Kraiklyn vida sa fiasque et la posa sur une étagère, à côté d’un holocube-portrait le montrant, lui, dans sa combinaison noire, tenant à la main le fusil-laser actuellement accroché au mur de sa cabine.
— Je crois qu’on va bien s’entendre, Horza. Faites connaissance avec les autres, suivez l’entraînement, et on va se les faire, ces moines ! Hein ?
L’Homme lui lança un nouveau clin d’œil.
— Un peu, oui, renchérit Horza en souriant.
Il se leva et Kraiklyn lui ouvrit la porte.
Et pour mon prochain petit tour de passe-passe, se dit-il dès qu’il eut franchi le seuil en direction du mess, tu auras droit à ma version personnelle… du commandant Kraiklyn !

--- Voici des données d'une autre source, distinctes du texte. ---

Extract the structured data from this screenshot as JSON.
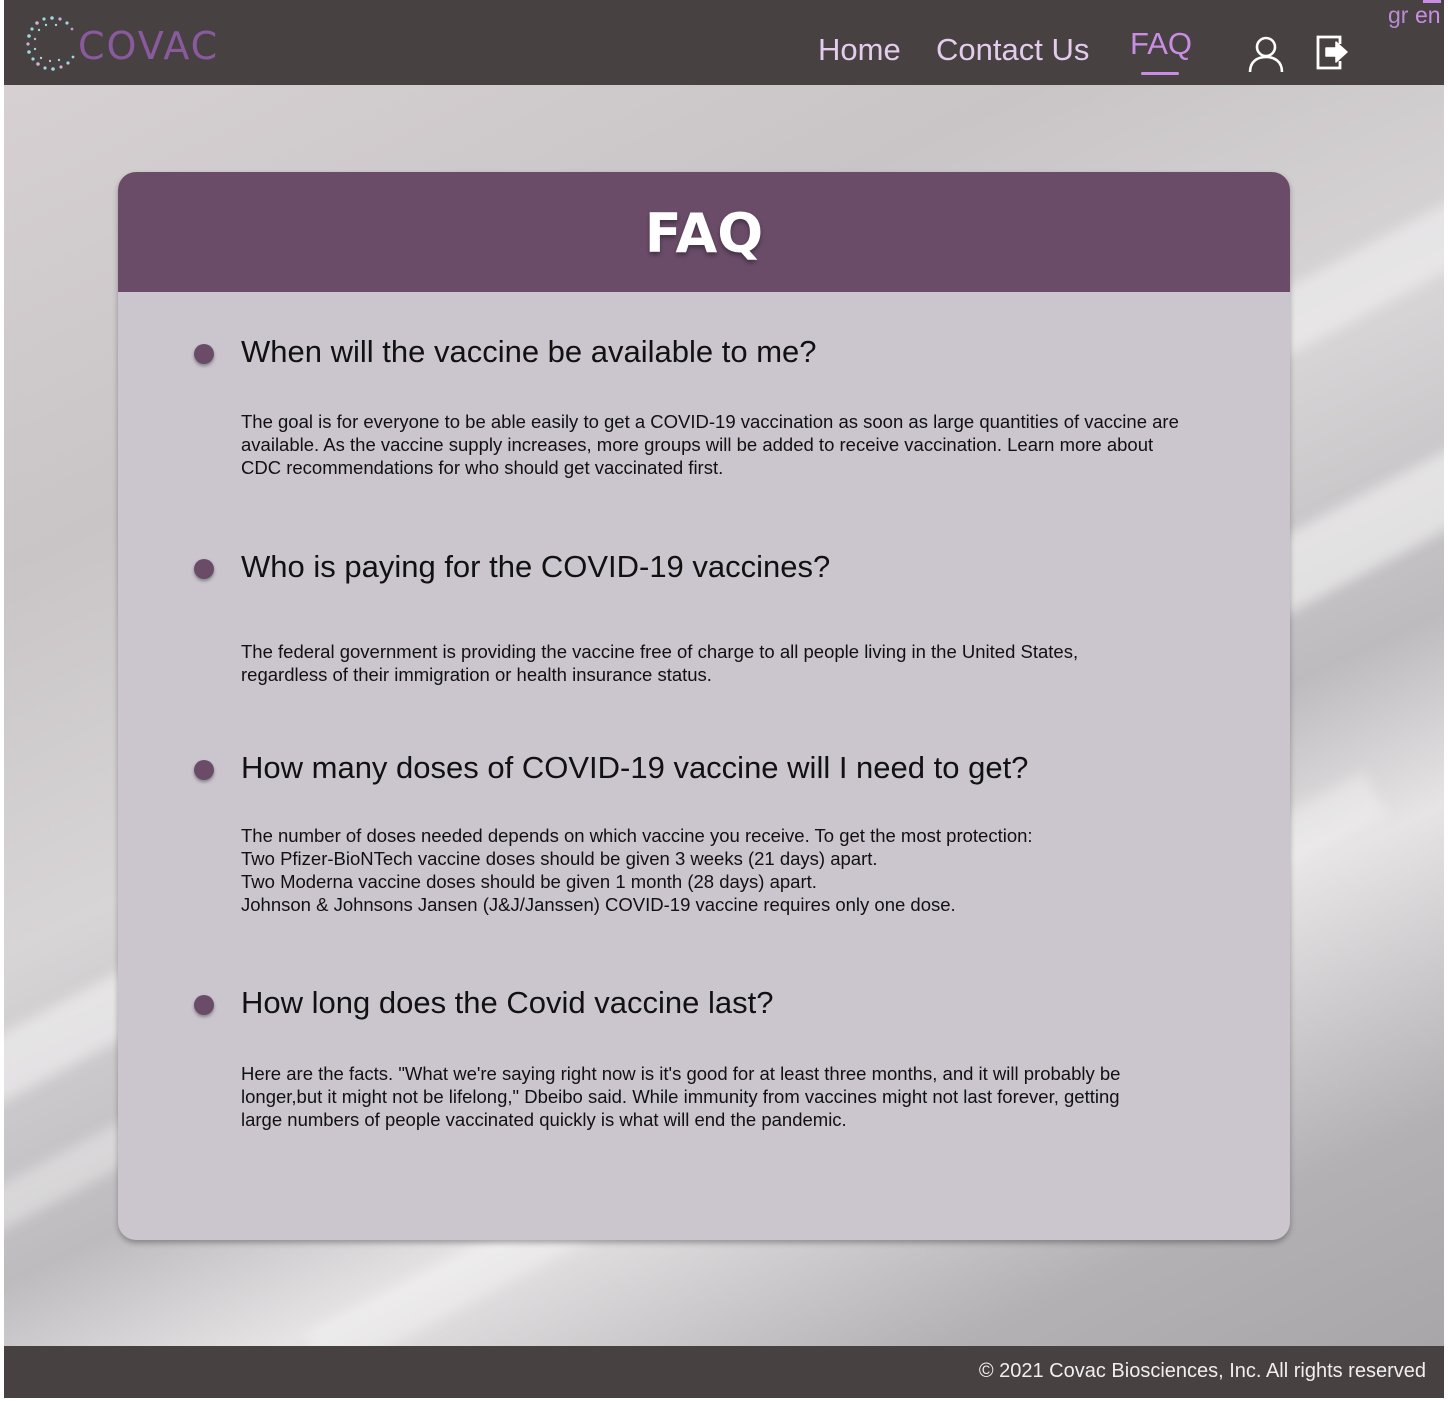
{
  "header": {
    "logo_text": "COVAC",
    "nav": {
      "home": "Home",
      "contact": "Contact Us",
      "faq": "FAQ"
    },
    "languages": {
      "gr": "gr",
      "en": "en"
    },
    "icons": {
      "user": "user-icon",
      "logout": "logout-icon"
    }
  },
  "faq": {
    "title": "FAQ",
    "items": [
      {
        "question": "When will the vaccine be available to me?",
        "answer": [
          "The goal is for everyone to be able easily to get a COVID-19 vaccination as soon as large quantities of vaccine are",
          "available. As the vaccine supply increases, more groups will be added to receive vaccination. Learn more about",
          "CDC recommendations for who should get vaccinated first."
        ]
      },
      {
        "question": "Who is paying for the COVID-19 vaccines?",
        "answer": [
          "The federal government is providing the vaccine free of charge to all people living in the United States,",
          "regardless of their immigration or health insurance status."
        ]
      },
      {
        "question": "How many doses of COVID-19 vaccine will I need to get?",
        "answer": [
          "The number of doses needed depends on which vaccine you receive. To get the most protection:",
          "Two Pfizer-BioNTech vaccine doses should be given 3 weeks (21 days) apart.",
          "Two Moderna vaccine doses should be given 1 month (28 days) apart.",
          "Johnson & Johnsons Jansen (J&J/Janssen) COVID-19 vaccine requires only one dose."
        ]
      },
      {
        "question": "How long does the Covid vaccine last?",
        "answer": [
          "Here are the facts. \"What we're saying right now is it's good for at least three months, and it will probably be",
          "longer,but it might not be lifelong,\" Dbeibo said. While immunity from vaccines might not last forever, getting",
          "large numbers of people vaccinated quickly is what will end the pandemic."
        ]
      }
    ]
  },
  "footer": {
    "copyright": "© 2021 Covac Biosciences, Inc. All rights reserved"
  },
  "colors": {
    "header_bg": "#474141",
    "accent": "#c98de3",
    "card_header": "#6a4c69",
    "card_body": "#cbc5ce"
  }
}
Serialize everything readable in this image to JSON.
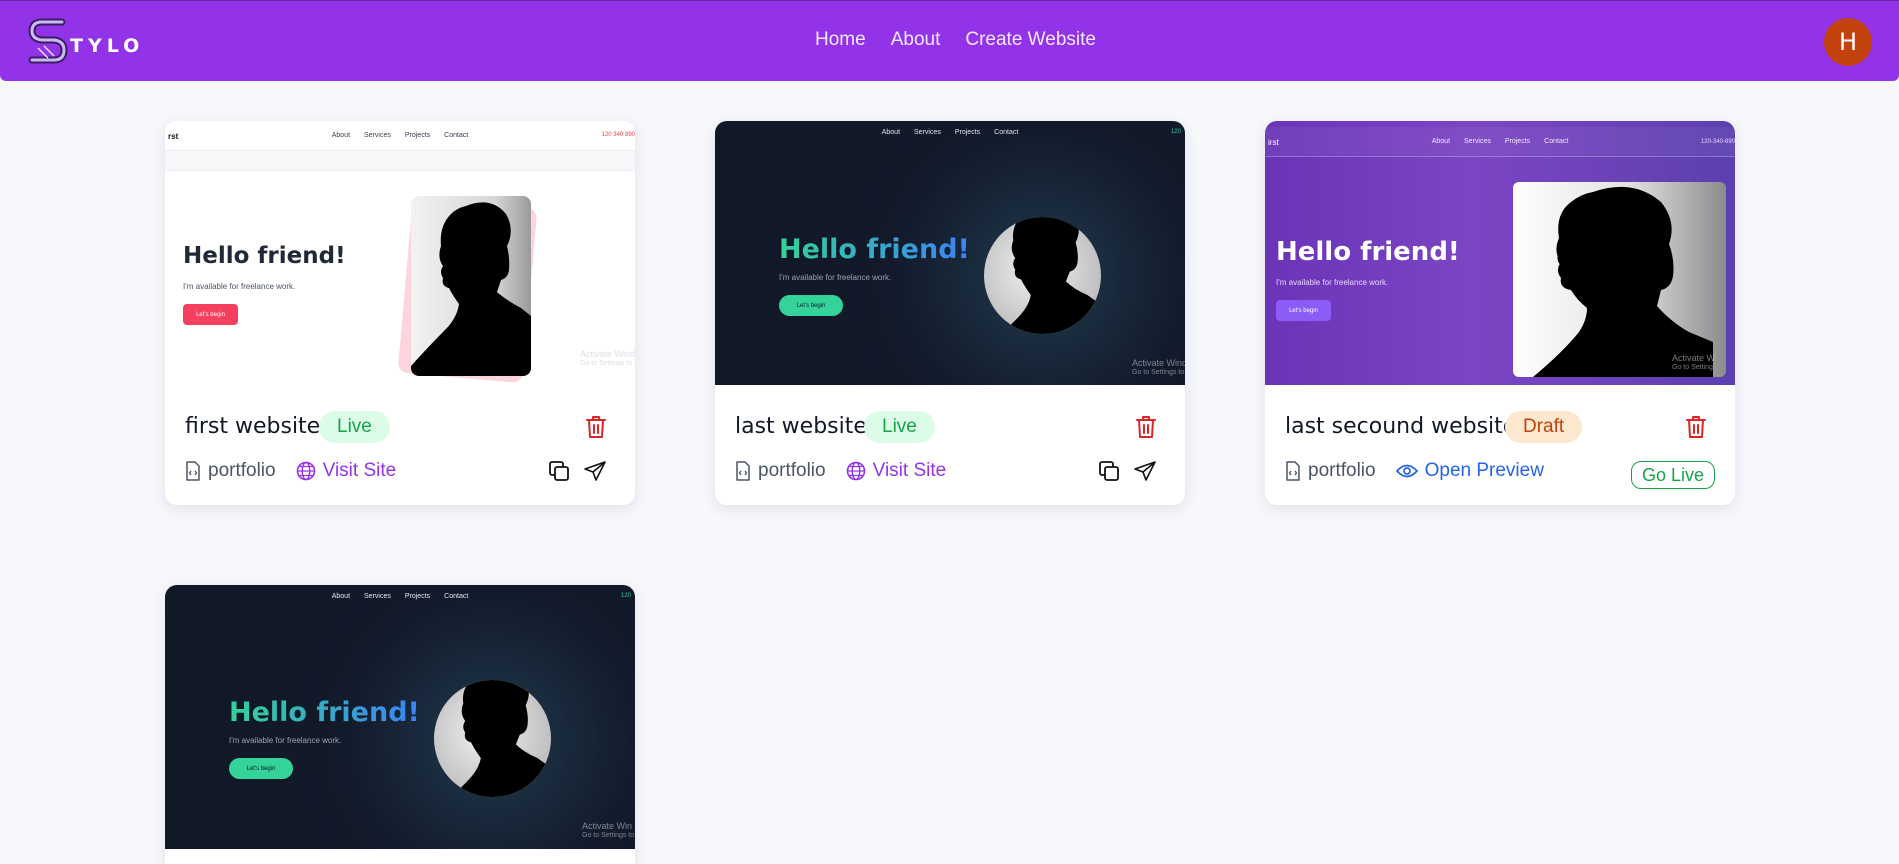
{
  "brand": {
    "name": "TYLO",
    "logo_icon": "stylo-s-logo"
  },
  "nav": {
    "links": [
      "Home",
      "About",
      "Create Website"
    ]
  },
  "user": {
    "initial": "H",
    "avatar_color": "#c2410c"
  },
  "colors": {
    "navbar": "#9233ea",
    "live": "#16a34a",
    "draft": "#c2410c",
    "delete": "#dc2626",
    "visit": "#9333ea",
    "preview": "#2563eb"
  },
  "cards": [
    {
      "title": "first website",
      "status": "Live",
      "type": "portfolio",
      "link_label": "Visit Site",
      "preview": {
        "logo": "rst",
        "menu": [
          "About",
          "Services",
          "Projects",
          "Contact"
        ],
        "phone": "120 340 890",
        "headline": "Hello friend!",
        "subtitle": "I'm available for freelance work.",
        "button": "Let's begin",
        "watermark1": "Activate Windo",
        "watermark2": "Go to Settings to ac"
      }
    },
    {
      "title": "last website",
      "status": "Live",
      "type": "portfolio",
      "link_label": "Visit Site",
      "preview": {
        "menu": [
          "About",
          "Services",
          "Projects",
          "Contact"
        ],
        "phone": "120",
        "headline": "Hello friend!",
        "subtitle": "I'm available for freelance work.",
        "button": "Let's begin",
        "watermark1": "Activate Wind",
        "watermark2": "Go to Settings to"
      }
    },
    {
      "title": "last secound website",
      "status": "Draft",
      "type": "portfolio",
      "link_label": "Open Preview",
      "action_label": "Go Live",
      "preview": {
        "logo": "irst",
        "menu": [
          "About",
          "Services",
          "Projects",
          "Contact"
        ],
        "phone": "120-340-890",
        "headline": "Hello friend!",
        "subtitle": "I'm available for freelance work.",
        "button": "Let's begin",
        "watermark1": "Activate W",
        "watermark2": "Go to Setting"
      }
    },
    {
      "preview": {
        "menu": [
          "About",
          "Services",
          "Projects",
          "Contact"
        ],
        "phone": "120",
        "headline": "Hello friend!",
        "subtitle": "I'm available for freelance work.",
        "button": "Let's begin",
        "watermark1": "Activate Win",
        "watermark2": "Go to Settings to"
      }
    }
  ]
}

Pendant les quelques jours qui suivirent, Horza fit effectivement connaissance avec les autres membres d’équipage. Il parla à ceux qui voulaient bien parler et se contenta d’observer les autres, quand il ne s’appliquait pas à apprendre des choses sur eux en écoutant aux portes. Yalson restait sa seule amie, mais il s’entendait assez bien avec son camarade de cabine, Wubslin, bien que l’ingénieur trapu s’avérât peu loquace et, quand il ne mangeait pas, passât son temps à dormir. Les Bratsilakins avaient manifestement décrété que Horza n’était pas leur ennemi, mais quant à savoir s’il était leur ami… ils semblaient réserver leur opinion jusqu’à l’atterrissage sur Marjoin et l’attaque du Temple de la Lumière.